Avec le plein-emploi, les Etats américains tentent de faire revenir leurs habitants natifs
Aux Etats-Unis, plusieurs Etats volent au secours des employeurs en manque de main-d’œuvre en attirant réfugiés et enfants du pays partis chercher du travail ailleurs en temps de crise.
Article réservé aux abonnés
Mustafa Faek, 24 ans, est un réfugié irakien arrivé il y a quatre ans à Buffalo, dans l’Etat de New York, tout près du Canada. Il s’est vite intégré. « Je suis professeur de musculation, dit-il. Je nage, je fais des photos, je suis agent immobilier. » Toute la journée, M. Faek multiplie les visites d’appartement pour le compte du cabinet immobilier Howard Hanna. Il fait partie de ces jeunes étrangers que les entreprises de Buffalo et de la ville d’Utica, 300 kilomètres plus loin, ont réussi à faire venir, avec l’aide de l’Etat.
« Buffalo a connu son meilleur moment dans les années 1950. Ensuite des usines ont fermé, les habitants sont partis, et ceux qui sont restés ont vieilli », résume Eva Hassett, directrice de l’Institut international de Buffalo. Entre les années 1950 et l’an 2000, la ville a perdu 50 % de sa population. Mais la reprise de l’économie et le plein-emploi ont changé la donne. Les entreprises et commerces locaux (AIM Transportation Solutions, New Wave Energy, Pepsico, Target…) réclament une force de travail plus jeune.

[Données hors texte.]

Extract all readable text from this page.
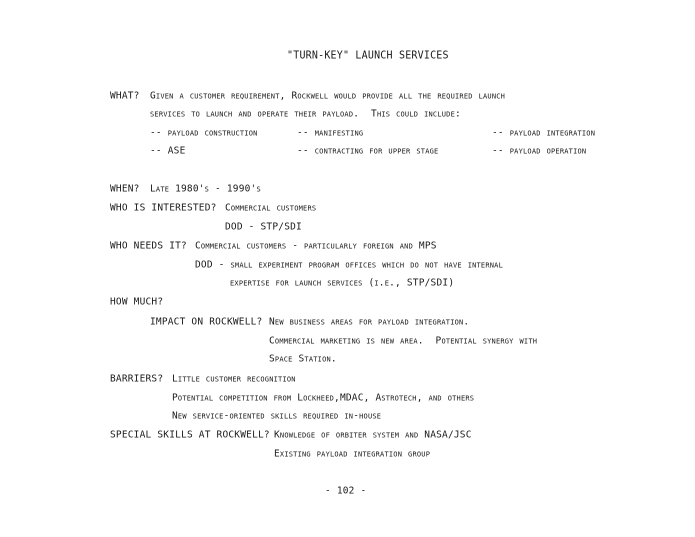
"TURN-KEY" LAUNCH SERVICES
WHAT? Given a customer requirement, Rockwell would provide all the required launch
services to launch and operate their payload.  This could include:
-- payload construction	-- manifesting	-- payload integration
-- ASE	-- contracting for upper stage	-- payload operation
WHEN? Late 1980's - 1990's
WHO IS INTERESTED? Commercial customers
DOD - STP/SDI
WHO NEEDS IT? Commercial customers - particularly foreign and MPS
DOD - small experiment program offices which do not have internal
expertise for launch services (i.e., STP/SDI)
HOW MUCH?
IMPACT ON ROCKWELL? New business areas for payload integration.
Commercial marketing is new area.  Potential synergy with
Space Station.
BARRIERS? Little customer recognition
Potential competition from Lockheed,MDAC, Astrotech, and others
New service-oriented skills required in-house
SPECIAL SKILLS AT ROCKWELL? Knowledge of orbiter system and NASA/JSC
Existing payload integration group
- 102 -
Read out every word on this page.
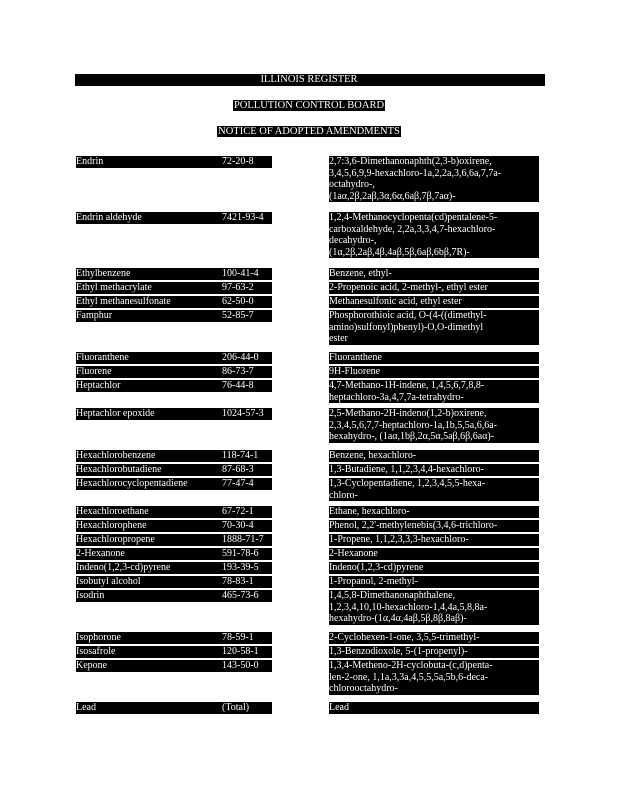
ILLINOIS REGISTER
POLLUTION CONTROL BOARD
NOTICE OF ADOPTED AMENDMENTS
Endrin	72-20-8	2,7:3,6-Dimethanonaphth(2,3-b)oxirene,
3,4,5,6,9,9-hexachloro-1a,2,2a,3,6,6a,7,7a-
octahydro-,
(1aα,2β,2aβ,3α,6α,6aβ,7β,7aα)-
Endrin aldehyde	7421-93-4	1,2,4-Methanocyclopenta(cd)pentalene-5-
carboxaldehyde, 2,2a,3,3,4,7-hexachloro-
decahydro-,
(1α,2β,2aβ,4β,4aβ,5β,6aβ,6bβ,7R)-
Ethylbenzene	100-41-4	Benzene, ethyl-
Ethyl methacrylate	97-63-2	2-Propenoic acid, 2-methyl-, ethyl ester
Ethyl methanesulfonate	62-50-0	Methanesulfonic acid, ethyl ester
Famphur	52-85-7	Phosphorothioic acid, O-(4-((dimethyl-
amino)sulfonyl)phenyl)-O,O-dimethyl
ester
Fluoranthene	206-44-0	Fluoranthene
Fluorene	86-73-7	9H-Fluorene
Heptachlor	76-44-8	4,7-Methano-1H-indene, 1,4,5,6,7,8,8-
heptachloro-3a,4,7,7a-tetrahydro-
Heptachlor epoxide	1024-57-3	2,5-Methano-2H-indeno(1,2-b)oxirene,
2,3,4,5,6,7,7-heptachloro-1a,1b,5,5a,6,6a-
hexahydro-, (1aα,1bβ,2α,5α,5aβ,6β,6aα)-
Hexachlorobenzene	118-74-1	Benzene, hexachloro-
Hexachlorobutadiene	87-68-3	1,3-Butadiene, 1,1,2,3,4,4-hexachloro-
Hexachlorocyclopentadiene	77-47-4	1,3-Cyclopentadiene, 1,2,3,4,5,5-hexa-
chloro-
Hexachloroethane	67-72-1	Ethane, hexachloro-
Hexachlorophene	70-30-4	Phenol, 2,2'-methylenebis(3,4,6-trichloro-
Hexachloropropene	1888-71-7	1-Propene, 1,1,2,3,3,3-hexachloro-
2-Hexanone	591-78-6	2-Hexanone
Indeno(1,2,3-cd)pyrene	193-39-5	Indeno(1,2,3-cd)pyrene
Isobutyl alcohol	78-83-1	1-Propanol, 2-methyl-
Isodrin	465-73-6	1,4,5,8-Dimethanonaphthalene,
1,2,3,4,10,10-hexachloro-1,4,4a,5,8,8a-
hexahydro-(1α,4α,4aβ,5β,8β,8aβ)-
Isophorone	78-59-1	2-Cyclohexen-1-one, 3,5,5-trimethyl-
Isosafrole	120-58-1	1,3-Benzodioxole, 5-(1-propenyl)-
Kepone	143-50-0	1,3,4-Metheno-2H-cyclobuta-(c,d)penta-
len-2-one, 1,1a,3,3a,4,5,5,5a,5b,6-deca-
chlorooctahydro-
Lead	(Total)	Lead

D’où les services offerts par l’Institut international aux réfugiés primo-arrivants et à ceux qu’on appelle les « secondaires », des immigrants qui avaient d’abord élu domicile dans un autre Etat et choisissent finalement de tenter leur chance à Buffalo. « Je le dis à mes amis de Chicago, de Philadelphie, du Texas, s’enthousiasme M. Faek. Ici le potentiel est sans limite ».
Agence pour l’emploi efficace
Le constat est identique à Utica, qui a vu sa population décliner de 40 % en un demi-siècle. Le Mohawk Valley Resource Center for Refugees se veut une machine bien huilée. Depuis ses débuts dans les années 1980, quand le centre accueillait les déplacés de la guerre du Vietnam, 16 500 réfugiés se sont installés dans la région. « Nous voyons passer à l’année 180 réfugiés, plus une centaine de “secondaires” », dit Shelly Callahan, la directrice du centre. Son organisation met à leur disposition 100 interprètes, des cours d’anglais, une aide à la recherche de logement… Et surtout, le centre est une agence pour l’emploi très efficace. Avec un taux de chômage inférieur à 5 % dans la ville, Mme Callahan se fait fort de trouver un poste de débutant dans les deux mois pour tout demandeur intéressé. On peut même créer sa propre entreprise.
Loin des clameurs anti-immigrés de la Maison Blanche, la Westminster Economic Development Initiative (WEDI) trace son chemin d’incubateur à Buffalo. L’organisation, financée par l’agence fédérale des petites entreprises, plusieurs fondations et les largesses de Wall Street, a ouvert un bazar dans un ancien supermarché. Les créateurs de start-up de huit pays différents s’y côtoient : du cabinet comptable birman à l’experte en macramé irakienne, en passant par le restaurant thaïlandais. « Nous avons plus de restaurants birmans que la ville de New York », plaisante Bob Doyle, directeur du développement de WEDI. Ravi de voir les immigrants ouvrir à leur tour des petites ou moyennes entreprises et attirer vers le bazar des clients canadiens et des visiteurs de New York.